17th March, 2023
Microsoft Rolls Out Patches for 80 New Security Flaws
Microsoft's March 2023 Patch Tuesday update includes fixes for 80 security flaws, with two of them actively exploited in the wild. Eight bugs are considered critical, 71 important, and one moderate. The flaws fixed include a Microsoft Outlook privilege escalation flaw and a Windows SmartScreen security feature bypass. Microsoft also closed out several critical remote code execution flaws impacting HTTP Protocol Stack, Internet Control Message Protocol, and Remote Procedure Call Runtime. Other notable mentions include patches for four privilege escalation bugs identified in the Windows Kernel, 10 remote code execution flaws affecting Microsoft PostScript and PCL6 Class Printer Driver, and a WebView2 spoofing vulnerability in the Edge browser.
Critical Microsoft Outlook Bug Patched
Microsoft has patched a critical Microsoft Outlook vulnerability for Windows (CVE-2023-23397) which allowed hackers to remotely steal hashed passwords by simply receiving an email. The issue is a privilege escalation vulnerability with a 9.8 severity rating that affects all versions of Microsoft Outlook on Windows and attackers can use it to steal NTLM credentials by simply sending the target a malicious email. No user interaction is needed as exploitation occurs when Outlook is open and a reminder is triggered on the system. The vulnerability was found and reported to Microsoft by Ukraine’s Computer Emergency Response Team (CERT-UA), likely after seeing it used in attacks targeting its services.
YoroTrooper Stealing Credentials and Information from Government and Energy Organizations
A new cyber espionage campaign called YoroTrooper has been targeting government, energy, and international organizations in Europe since at least June 2022. The threat actor is believed to be Russian-speaking and has targeted countries including Azerbaijan, Tajikistan, Kyrgyzstan, Turkmenistan, and other Commonwealth of Independent States (CIS) nations. YoroTrooper uses a combination of commodity and open-source stealer malware and spear-phishing techniques to deliver custom stealers that use Telegram as an exfiltration channel. The campaign has evolved to include Python-based malware, indicating an increase in efforts by the threat actor. YoroTrooper has exhibited tactical overlaps with the PoetRAT team that targeted Azerbaijan in 2020.

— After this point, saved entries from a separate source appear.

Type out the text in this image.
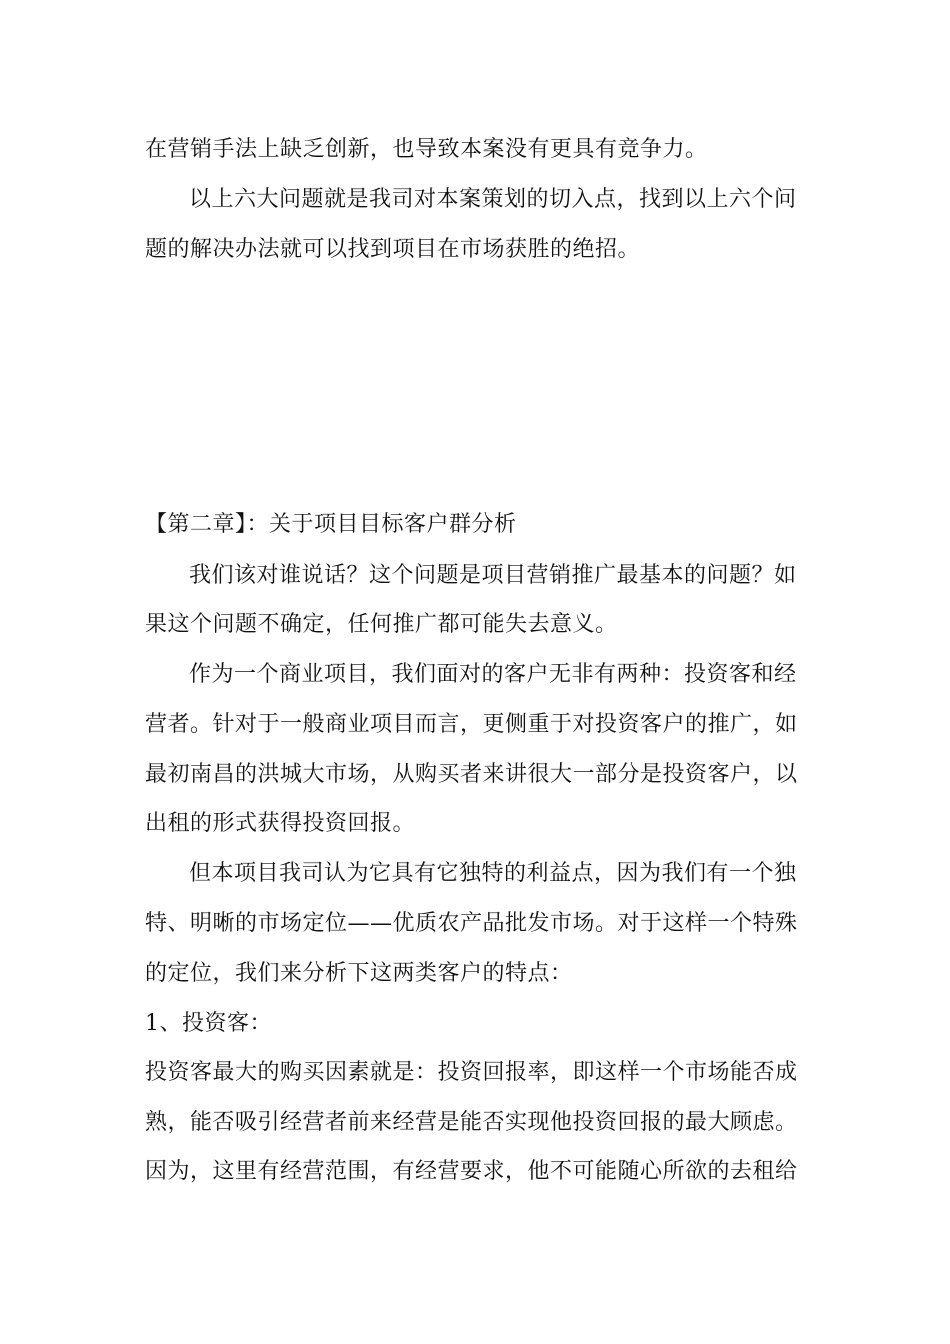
在营销手法上缺乏创新，也导致本案没有更具有竞争力。
以上六大问题就是我司对本案策划的切入点，找到以上六个问
题的解决办法就可以找到项目在市场获胜的绝招。
【第二章】：关于项目目标客户群分析
我们该对谁说话？这个问题是项目营销推广最基本的问题？如
果这个问题不确定，任何推广都可能失去意义。
作为一个商业项目，我们面对的客户无非有两种：投资客和经
营者。针对于一般商业项目而言，更侧重于对投资客户的推广，如
最初南昌的洪城大市场，从购买者来讲很大一部分是投资客户，以
出租的形式获得投资回报。
但本项目我司认为它具有它独特的利益点，因为我们有一个独
特、明晰的市场定位——优质农产品批发市场。对于这样一个特殊
的定位，我们来分析下这两类客户的特点：
1、投资客：
投资客最大的购买因素就是：投资回报率，即这样一个市场能否成
熟，能否吸引经营者前来经营是能否实现他投资回报的最大顾虑。
因为，这里有经营范围，有经营要求，他不可能随心所欲的去租给
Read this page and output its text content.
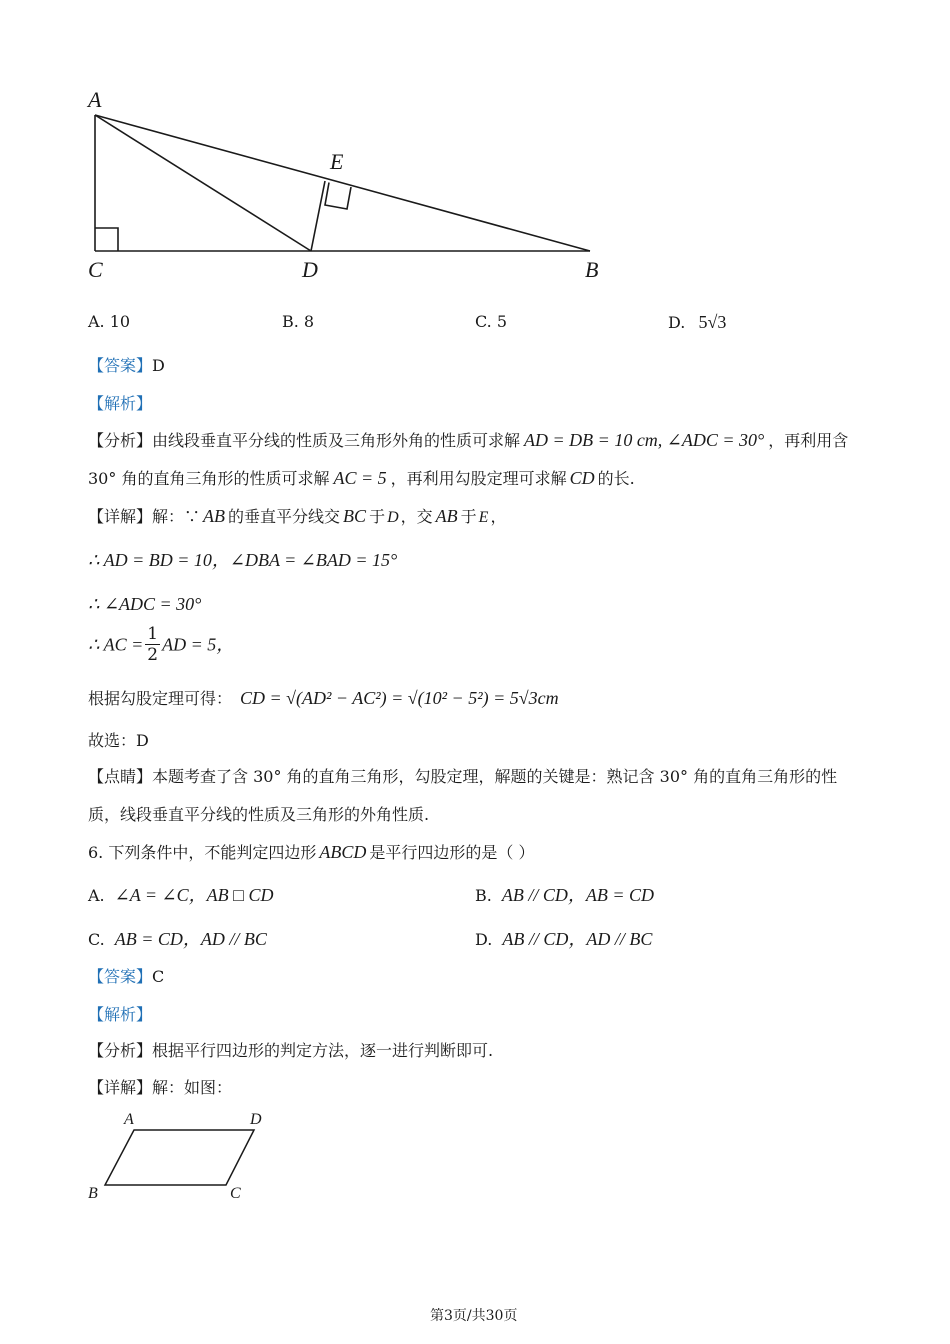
A
E
C	D	B
A. 10	B. 8	C. 5	D. 5√3
【答案】D
【解析】
【分析】由线段垂直平分线的性质及三角形外角的性质可求解 AD = DB = 10 cm, ∠ADC = 30° ，再利用含
30° 角的直角三角形的性质可求解 AC = 5 ，再利用勾股定理可求解 CD 的长.
【详解】解：∵ AB 的垂直平分线交 BC 于 D ，交 AB 于 E ，
∴ AD = BD = 10，∠DBA = ∠BAD = 15°
∴ ∠ADC = 30°
∴ AC = $\frac{1}{2}$ AD = 5，
根据勾股定理可得： CD = √(AD² − AC²) = √(10² − 5²) = 5√3cm
故选：D
【点睛】本题考查了含 30° 角的直角三角形，勾股定理，解题的关键是：熟记含 30° 角的直角三角形的性
质，线段垂直平分线的性质及三角形的外角性质.
6. 下列条件中，不能判定四边形 ABCD 是平行四边形的是（ ）
A. ∠A = ∠C，AB □ CD	B. AB // CD，AB = CD
C. AB = CD，AD // BC	D. AB // CD，AD // BC
【答案】C
【解析】
【分析】根据平行四边形的判定方法，逐一进行判断即可.
【详解】解：如图：
A	D
B	C
第3页/共30页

New Version of Prometei Botnet Infects Over 10,000 Systems Worldwide
The Prometei botnet malware has infected over 10,000 systems worldwide since November 2022, with victims primarily in Brazil, Indonesia, and Turkey. The modular botnet mines cryptocurrency and harvests credentials for financial gain. The latest variant, Prometei v3, features a domain generation algorithm for its command-and-control infrastructure, a self-update mechanism, and an expanded set of commands to harvest sensitive data. The malware avoids striking Russia, suggesting that the threat actors behind the operation are likely based in the country. The botnet's spreader programs propagate the malware through RDP, SSH, and SMB.
Fake ChatGPT Chrome Extension Hijacking Facebook Accounts for Malicious Advertising
A fake Chrome browser extension branded as ChatGPT has been found to hijack Facebook accounts and create rogue admin accounts. The malware uses bogus Facebook applications to harvest cookies and Facebook account data and gain control of target profiles. The hijacked accounts are then used to advertise the malware, expanding the collection of compromised accounts. The extension was promoted through Facebook-sponsored posts and had 2,000 installations per day before being removed from the Chrome Web Store. Threat actors are capitalizing on the popularity of OpenAI's ChatGPT to create fake versions of the chatbot and trick users into installing them.